XxXxxxxxx y Xxxxxx (1988, p. 16) inventaram a nomenclatura cohousing e definem como características essenciais desse modelo: equipamentos comunitários, casas e economias individuais, autogestão pelos próprios residentes, equidade (sem estrutura hierárquica), processo participativo e comunidade intencional.
Primeiramente, para se ter credibilidade frente ao Estado, bem como direitos, investimentos e acordos, segundo Xxxxxxxxxxx e Xxxxxxxxxxx (2005, p. 168-172), é necessário que os moradores, com o intuito de constituição da cohousing, definam o tipo de organização que será adotada. A seguir algumas delas:
a) Associação: Associações de pessoas com um propósito em comum. Normalmente é a forma mais segura de começar um cohousing.
b) Propriedade privada: Geralmente é a forma menos sustentável de cohousing. A unidade privada é negociada pelo preço do mercado.
c) Parceria público-privada: Associações dependentes dos Estados locais, direta e indiretamente, cooperando com empresas públicas ou privadas.
d) Cooperativa: Sublocam casas ou apartamentos através de um contrato de aluguel com os grupos de cohousing. O interessado “compra” a sua cota de ação para participar desse modelo.
É claro que essas são as formas tradicionais de como a cohousing pode se constituir, entretanto, com o avanço do crescimento desse tipo de moradia, vão surgindo novas formas que envolvam outros tipos de posse e propriedade, como por exemplo, a participação a partir de cotas de ações e as PPPs, que são firmadas entre os municípios.

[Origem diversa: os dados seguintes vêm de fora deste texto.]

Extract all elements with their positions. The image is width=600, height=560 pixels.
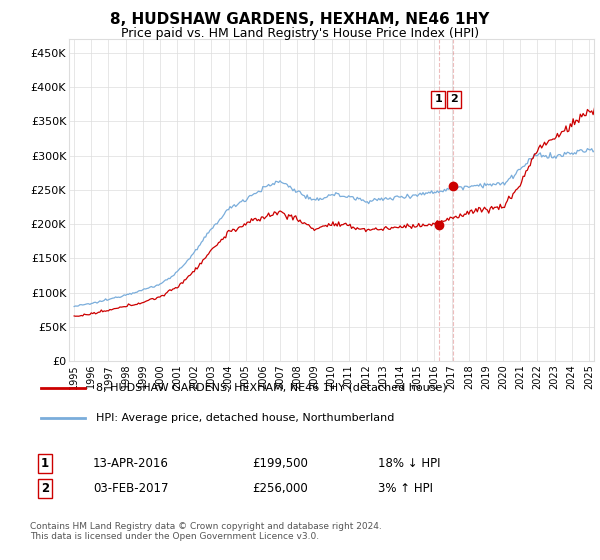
Text: 1: 1 xyxy=(41,457,49,470)
Text: 13-APR-2016: 13-APR-2016 xyxy=(93,457,169,470)
Text: £256,000: £256,000 xyxy=(252,482,308,495)
Text: 8, HUDSHAW GARDENS, HEXHAM, NE46 1HY: 8, HUDSHAW GARDENS, HEXHAM, NE46 1HY xyxy=(110,12,490,27)
Text: 8, HUDSHAW GARDENS, HEXHAM, NE46 1HY (detached house): 8, HUDSHAW GARDENS, HEXHAM, NE46 1HY (de… xyxy=(95,382,446,393)
Text: Contains HM Land Registry data © Crown copyright and database right 2024.
This d: Contains HM Land Registry data © Crown c… xyxy=(30,522,382,542)
Text: HPI: Average price, detached house, Northumberland: HPI: Average price, detached house, Nort… xyxy=(95,413,394,423)
Text: 2: 2 xyxy=(450,95,458,105)
Text: 3% ↑ HPI: 3% ↑ HPI xyxy=(378,482,433,495)
Text: Price paid vs. HM Land Registry's House Price Index (HPI): Price paid vs. HM Land Registry's House … xyxy=(121,27,479,40)
Text: £199,500: £199,500 xyxy=(252,457,308,470)
Text: 2: 2 xyxy=(41,482,49,495)
Text: 18% ↓ HPI: 18% ↓ HPI xyxy=(378,457,440,470)
Text: 03-FEB-2017: 03-FEB-2017 xyxy=(93,482,169,495)
Text: 1: 1 xyxy=(434,95,442,105)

Após essa definição é que se saberá qual o modelo de contrato será adotado pelo
cohousing e quais os elementos específicos serão necessários.
Entretanto, sabe-se que para a existência de uma vida em comunidade é necessário o estabelecimento da forma de gestão. No caso de cohousing sênior, sugere-se que o contrato possua alguns elementos que possam ser considerados gerais, independente da forma organizacional que será adotada. Abaixo alguns itens que podem servir de estímulo:
a) Os objetivos do cohousing: Xxxxxxxxxx descrever a localização, princípios, missão da comunidade, forma de admissão dos moradores, quem pode participar, estrutura adotada pela cohousing (propriedade privada, parceria público-privada etc).

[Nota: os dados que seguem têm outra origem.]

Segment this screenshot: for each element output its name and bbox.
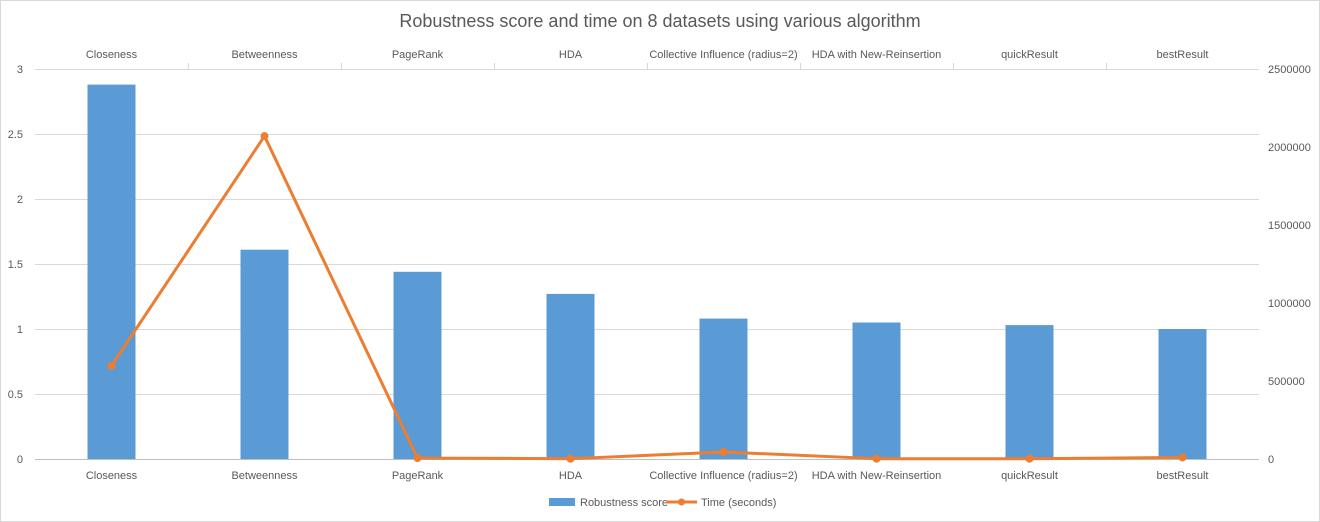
right-axis: 0 500000 1000000 1500000 2000000 2500000 bbox=[1268, 64, 1311, 466]
right-axis-tick: 0 bbox=[1268, 454, 1274, 466]
right-axis-tick: 1500000 bbox=[1268, 220, 1311, 232]
time-point bbox=[566, 454, 575, 463]
right-axis-tick: 2000000 bbox=[1268, 142, 1311, 154]
bar-series bbox=[87, 84, 1207, 459]
time-point bbox=[719, 447, 728, 456]
right-axis-tick: 2500000 bbox=[1268, 64, 1311, 76]
left-axis-tick: 0.5 bbox=[8, 389, 23, 401]
bottom-category-label: quickResult bbox=[1001, 470, 1058, 482]
bottom-category-label: Collective Influence (radius=2) bbox=[649, 470, 797, 482]
top-category-label: Betweenness bbox=[231, 49, 298, 61]
left-axis-tick: 2.5 bbox=[8, 129, 23, 141]
chart-title: Robustness score and time on 8 datasets … bbox=[399, 11, 920, 31]
top-category-labels: Closeness Betweenness PageRank HDA Collectiv… bbox=[86, 49, 1209, 69]
top-category-label: bestResult bbox=[1157, 49, 1209, 61]
bottom-category-labels: Closeness Betweenness PageRank HDA Collectiv… bbox=[86, 470, 1209, 482]
bar bbox=[1005, 325, 1054, 459]
bottom-category-label: Betweenness bbox=[231, 470, 298, 482]
top-category-label: Collective Influence (radius=2) bbox=[649, 49, 797, 61]
left-axis-tick: 0 bbox=[17, 454, 23, 466]
time-point bbox=[872, 454, 881, 463]
bottom-category-label: HDA bbox=[559, 470, 583, 482]
top-category-label: HDA with New-Reinsertion bbox=[812, 49, 942, 61]
left-axis-tick: 2 bbox=[17, 194, 23, 206]
bottom-category-label: PageRank bbox=[392, 470, 444, 482]
gridlines bbox=[35, 69, 1259, 460]
time-point bbox=[1178, 453, 1187, 462]
bar bbox=[240, 249, 289, 459]
bar bbox=[87, 84, 136, 459]
left-axis: 0 0.5 1 1.5 2 2.5 3 bbox=[8, 64, 23, 466]
top-category-label: Closeness bbox=[86, 49, 138, 61]
right-axis-tick: 1000000 bbox=[1268, 298, 1311, 310]
top-category-label: quickResult bbox=[1001, 49, 1058, 61]
legend-bar-label: Robustness score bbox=[580, 497, 668, 509]
legend-bar-swatch bbox=[549, 498, 575, 506]
bottom-category-label: bestResult bbox=[1157, 470, 1209, 482]
bottom-category-label: Closeness bbox=[86, 470, 138, 482]
right-axis-tick: 500000 bbox=[1268, 376, 1305, 388]
time-line bbox=[110, 134, 1183, 461]
top-category-label: PageRank bbox=[392, 49, 444, 61]
left-axis-tick: 3 bbox=[17, 64, 23, 76]
time-point bbox=[107, 361, 116, 370]
bar bbox=[393, 271, 442, 459]
legend: Robustness score Time (seconds) bbox=[549, 497, 776, 509]
time-point bbox=[1025, 454, 1034, 463]
time-point bbox=[413, 454, 422, 463]
time-point bbox=[260, 132, 269, 141]
bottom-category-label: HDA with New-Reinsertion bbox=[812, 470, 942, 482]
line-series bbox=[107, 132, 1187, 463]
left-axis-tick: 1 bbox=[17, 324, 23, 336]
left-axis-tick: 1.5 bbox=[8, 259, 23, 271]
bar bbox=[1158, 329, 1207, 459]
bar bbox=[852, 322, 901, 459]
legend-line-marker bbox=[678, 498, 685, 506]
bar bbox=[546, 293, 595, 459]
top-category-label: HDA bbox=[559, 49, 583, 61]
bar bbox=[699, 318, 748, 459]
legend-line-label: Time (seconds) bbox=[701, 497, 776, 509]
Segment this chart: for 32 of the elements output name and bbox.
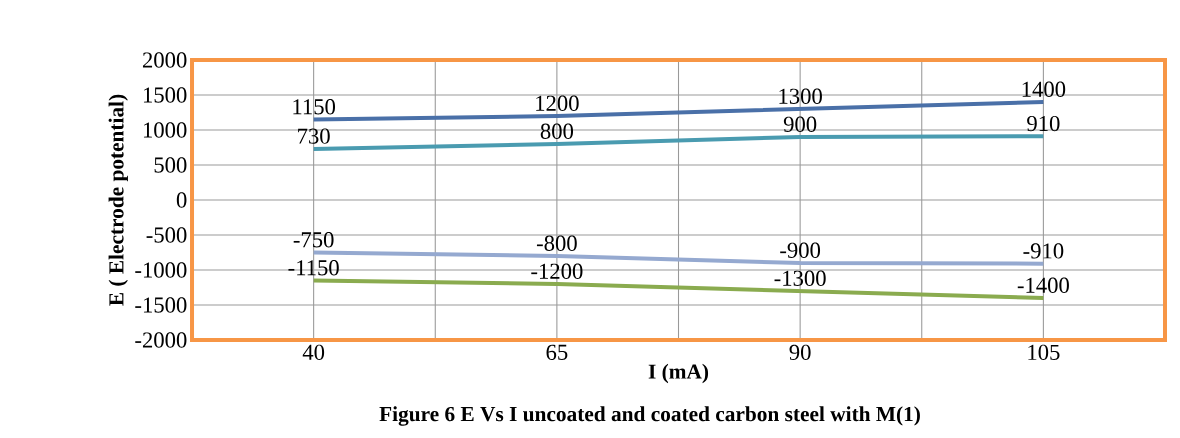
- data-label: 800: [540, 123, 574, 139]
- text: Figure 6 E Vs I uncoated and coated carbon steel with M(1): [379, 406, 920, 426]
- y-tick-label: 1500: [143, 87, 187, 103]
- data-label: -750: [293, 232, 334, 248]
- data-label: -1300: [774, 270, 826, 286]
- y-tick-label: 500: [154, 157, 187, 173]
- data-label: -1400: [1017, 277, 1069, 293]
- data-label: 1400: [1022, 81, 1066, 97]
- x-tick-label: 65: [546, 344, 568, 360]
- data-label: 1200: [536, 95, 579, 111]
- data-label: 910: [1027, 115, 1060, 132]
- y-tick-label: 1000: [143, 122, 187, 138]
- x-axis-title: I (mA): [648, 363, 709, 384]
- data-label: 1150: [293, 99, 336, 115]
- y-tick-label: -500: [146, 227, 187, 243]
- y-axis-title: E ( Electrode potential): [108, 94, 128, 306]
- x-tick-label: 40: [302, 344, 325, 360]
- data-label: -800: [536, 235, 577, 251]
- y-tick-label: 0: [176, 192, 187, 208]
- x-tick-label: 90: [789, 344, 811, 360]
- data-label: -1200: [531, 263, 583, 279]
- data-label: -910: [1023, 243, 1064, 259]
- y-tick-label: -1500: [135, 297, 187, 313]
- data-label: -900: [780, 242, 821, 258]
- y-tick-label: -1000: [135, 262, 187, 278]
- y-tick-label: -2000: [135, 332, 187, 348]
- data-label: 1300: [779, 88, 822, 104]
- y-tick-label: 2000: [142, 52, 187, 68]
- data-label: 730: [298, 128, 330, 144]
- data-label: 900: [783, 116, 817, 132]
- data-label: -1150: [288, 260, 339, 276]
- x-tick-label: 105: [1028, 344, 1060, 360]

b) Idade mínima e forma de participação: Cláusulas que estabeleçam quem pode ingressar nesse modelo de cohousing, quais os direitos e deveres do interessado após o ingresso, admissão e desligamento e/ou exclusão do associado, bem como se na estrutura
escolhida para formação do cohousing, será necessário o desembolso monetário dos moradores para ingresso.
c) Gerenciamento das áreas comuns e áreas privadas: Formas de organização, direitos e deveres dos moradores, como a rotina será implementada, quais os itens e estruturas que serão oferecidos aos moradores para a vida em comunidade, quais as disposições que as áreas privadas oferecem, regras e proibições para poderem conviver harmoniosamente.
d) Dissolução da cohousing: Por quais motivos pode haver a dissolução, como ocorre, formas de liquidação, e forma de distribuição do patrimônio remanescente.
3.1 A cláusula sucessória no contrato de xxxxxxxxx e o direito do herdeiro
O direito sucessório se encontra respaldado a partir do artigo 1.784 do Código Civil, e, nas palavras de Xxxxxx Xxxxxxx Xxxxxxxxx, a sucessão é “o ato pelo qual uma pessoa assume o lugar da outra, substituindo-a na titularidade de determinados bens” (XXXXXXXXX, 2019, p.13), sendo que encontramos nos incisos do artigo 1.829 a ordem de sucessão legítima que determina qual herdeiro tem preferência no bem deixado.
Tendo em vista a fase incipiente da implantação do cohousing sênior no Brasil e que ainda não há legislação específica (muito embora se aplique o direito condominial de forma análoga), verifica-se que os grupos costumam se organizar por via de contrato, inclusive no tocante à sucessão da fração do idoso sobre aquele lote.
É comum verificar em algumas espécies de contrato a cláusula que obriga o estipulante e os seus herdeiros e sucessores. Mas e a cláusula que dispõe sobre a possibilidade dos herdeiros adquirirem um direito, tal como a herança da cota parte do cohousing?
No caso da Vila Conviver, o grupo se originou através da criação de uma associação, possuindo o estatuto que estabelece todas as regras quanto ao cohousing. O estatuto analisado atualmente está servindo como base para a criação dos demais. No estatuto é possível verificar cláusulas que estabelecem a idade mínima para participação, a forma de adesão, informa que deixará de ser associado aquele que falecer e, também, as providências a serem tomadas em caso de falecimento.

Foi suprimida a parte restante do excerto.